LifeInTechnicolour

The Art Of Losing

One of my all time fav movies is In Her Shoes.
A story that starts off as a very very ordinary chick flick and somewhere eventually becomes a very emotional movie . About two sisters – who are absolutely different , yet there s this bond that ties them of loss & hurt . This poem comes about at almost as the defining point of the movie.
Both sisters end up finding their true calling , fight their fears , discover their true selves and despite a misunderstanding that takes them apart they eventually come closer and help each other become what they truly want to be.

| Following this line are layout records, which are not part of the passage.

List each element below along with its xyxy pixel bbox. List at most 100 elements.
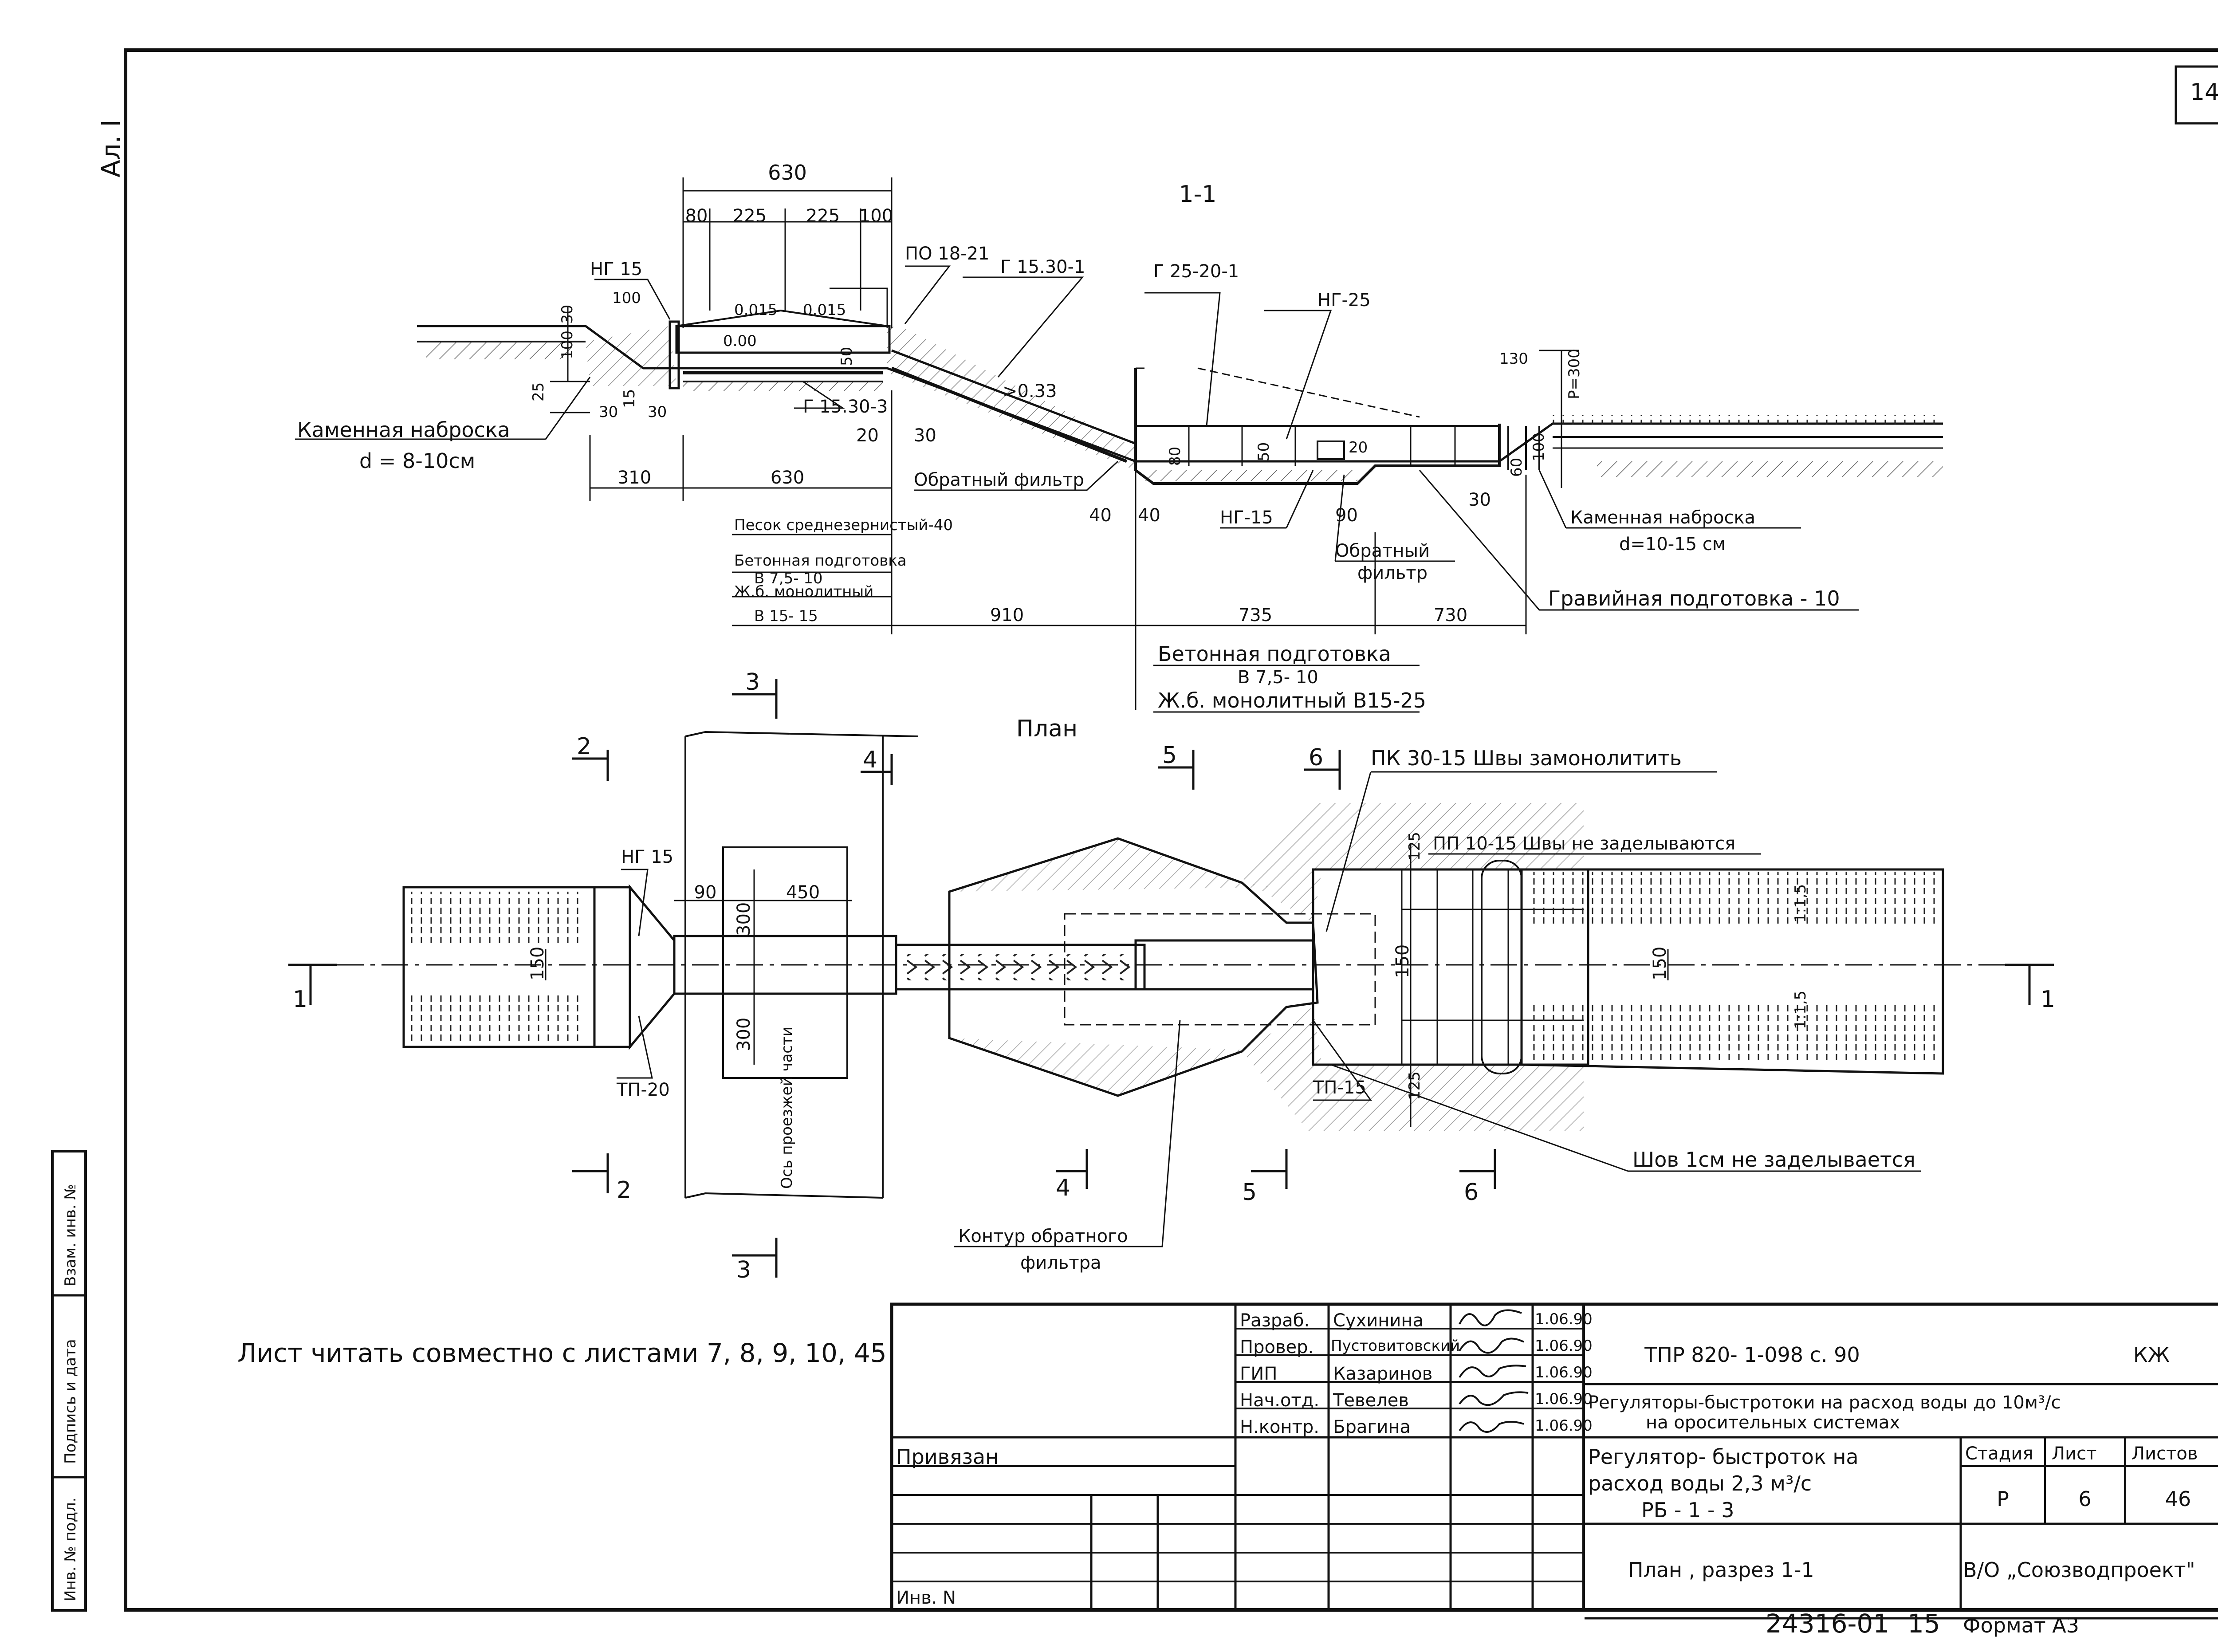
section-title: 1-1 <box>1179 181 1217 208</box>
stamp-object-3: РБ - 1 - 3 <box>1641 1498 1734 1522</box>
footer-format: Формат А3 <box>1963 1613 2079 1637</box>
stamp-rows: Разраб. Сухинина 1.06.90 Провер. Пустови… <box>1240 1310 1593 1437</box>
label-ng25: НГ-25 <box>1317 290 1371 311</box>
dim-130: 130 <box>1499 350 1528 368</box>
dim-15: 15 <box>621 389 638 408</box>
cut-4-bottom: 4 <box>1056 1175 1070 1201</box>
label-ng15-b: НГ-15 <box>1220 507 1273 528</box>
plan-label-pp1015: ПП 10-15 Швы не заделываются <box>1433 834 1735 854</box>
stamp-date-1: 1.06.90 <box>1535 1310 1593 1328</box>
label-po1821: ПО 18-21 <box>905 244 990 264</box>
title-block <box>890 1302 2218 1612</box>
label-g1530-1: Г 15.30-1 <box>1000 257 1085 277</box>
dim-225-b: 225 <box>806 206 840 226</box>
stamp-name-1: Сухинина <box>1333 1310 1424 1331</box>
dim-910: 910 <box>990 605 1024 625</box>
plan-slope-b: 1:1,5 <box>1792 991 1809 1029</box>
dim-100-left: 100 <box>558 330 576 359</box>
stamp-code: ТПР 820- 1-098 с. 90 <box>1644 1343 1860 1367</box>
plan-view: План <box>288 669 2055 1283</box>
stamp-role-3: ГИП <box>1240 1364 1277 1384</box>
label-g1530-3: Г 15.30-3 <box>803 397 888 417</box>
label-gravel: Гравийная подготовка - 10 <box>1548 586 1840 610</box>
dim-100-top: 100 <box>859 206 893 226</box>
label-b75-10-b: В 7,5- 10 <box>1238 667 1318 688</box>
dim-20-b: 20 <box>1349 439 1368 456</box>
label-b15-15: В 15- 15 <box>754 607 818 625</box>
stamp-stage-header: Стадия <box>1965 1444 2033 1464</box>
footer-page: 15 <box>1907 1609 1940 1639</box>
dim-40-a: 40 <box>1089 505 1112 526</box>
dim-p300: P=300 <box>1565 349 1583 399</box>
label-reverse-filter: Обратный фильтр <box>914 470 1084 490</box>
cut-4-top: 4 <box>863 747 877 773</box>
dim-50: 50 <box>838 347 856 366</box>
label-reverse-filter-2: Обратный <box>1335 541 1430 561</box>
stamp-inv: Инв. N <box>896 1588 956 1608</box>
side-stamp-podpis: Подпись и дата <box>62 1339 79 1464</box>
stamp-stage: Р <box>1997 1487 2009 1511</box>
slope-015-b: 0.015 <box>803 301 846 319</box>
label-sand: Песок среднезернистый-40 <box>734 516 953 534</box>
label-stone-left-size: d = 8-10см <box>359 449 475 473</box>
dim-60: 60 <box>1508 458 1526 477</box>
signatures <box>1459 1309 1529 1433</box>
plan-label-ng15: НГ 15 <box>621 847 673 867</box>
stamp-name-3: Казаринов <box>1333 1364 1432 1384</box>
stamp-sheet-header: Лист <box>2052 1444 2096 1464</box>
stamp-role-5: Н.контр. <box>1240 1417 1319 1437</box>
side-stamp-vzam: Взам. инв. № <box>62 1184 79 1286</box>
dim-30-e: 30 <box>1468 490 1491 510</box>
plan-dim-125-b: 125 <box>1406 1071 1424 1100</box>
label-concrete-prep-2: Бетонная подготовка <box>1158 642 1391 666</box>
dim-80-b: 80 <box>1166 447 1184 466</box>
stamp-tied: Привязан <box>896 1445 999 1469</box>
side-stamp-inv: Инв. № подл. <box>62 1497 79 1601</box>
stamp-name-2: Пустовитовский <box>1331 1337 1460 1355</box>
stamp-object-1: Регулятор- быстроток на <box>1588 1445 1859 1469</box>
plan-dim-150-c: 150 <box>1650 947 1670 980</box>
plan-label-road-axis: Ось проезжей части <box>778 1027 796 1189</box>
stamp-mark: КЖ <box>2133 1343 2170 1367</box>
stamp-date-4: 1.06.90 <box>1535 1390 1593 1408</box>
cut-2-bottom: 2 <box>617 1177 631 1204</box>
stamp-role-2: Провер. <box>1240 1337 1313 1357</box>
dim-80: 80 <box>685 206 708 226</box>
stamp-sheet: 6 <box>2078 1487 2091 1511</box>
dim-30-d: 30 <box>914 425 936 446</box>
plan-label-seam: Шов 1см не заделывается <box>1632 1148 1915 1172</box>
label-ng15: НГ 15 <box>590 259 642 279</box>
corner-mark: Ал. I <box>96 119 126 177</box>
label-g25201: Г 25-20-1 <box>1153 261 1239 282</box>
plan-dim-150-b: 150 <box>1392 944 1413 978</box>
cut-6-bottom: 6 <box>1464 1179 1479 1206</box>
plan-slope-a: 1:1,5 <box>1792 884 1809 923</box>
label-rc-mono-2: Ж.б. монолитный В15-25 <box>1158 688 1426 712</box>
label-b75-10: В 7,5- 10 <box>754 570 823 587</box>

I love this poem .. and the way Cameron Diaz recites it. And then goes about explaining her interpretation of it. Right now .. as am losing a friend that i was quite happy to discover , and i am trying to be umm okay about it .. this is what i feel .

One Art

The art of losing isn’t hard to master;
so many things seem filled with the intent
to be lost that their loss is no disaster.

Lose something every day. Accept the fluster
of lost door keys, the hour badly spent.
The art of losing isn’t hard to master.

Then practice losing farther, losing faster:
places, and names, and where it was you meant
to travel. None of these will bring disaster.

I lost my mother’s watch. And look! my last, or
next-to-last, of three loved houses went.
The art of losing isn’t hard to master.

I lost two cities, lovely ones. And, vaster,
some realms I owned, two rivers, a continent.
I miss them, but it wasn’t a disaster.

—Even losing you (the joking voice, a gesture
I love) I shan’t have lied. It’s evident
the art of losing’s not too hard to master
though it may look like (Write it!) like disaster.

— Elizabeth Bishop

Its heart wrenching to see the way the poet seems so detached and cold about the whole ‘losing’ deal. but then that’s just the surface.( or what i call the self preservation thing!) deep deep down , there s an ache and unbeatable sense of loss that’s already setting in .
and she’s being evasive about it by saying she’s gotten used to it.

But you might lose keys , or books or names or houses you’ve stayed in …
but when you lose a friend…you lose a part of you.

Its an art that isnt hard to master.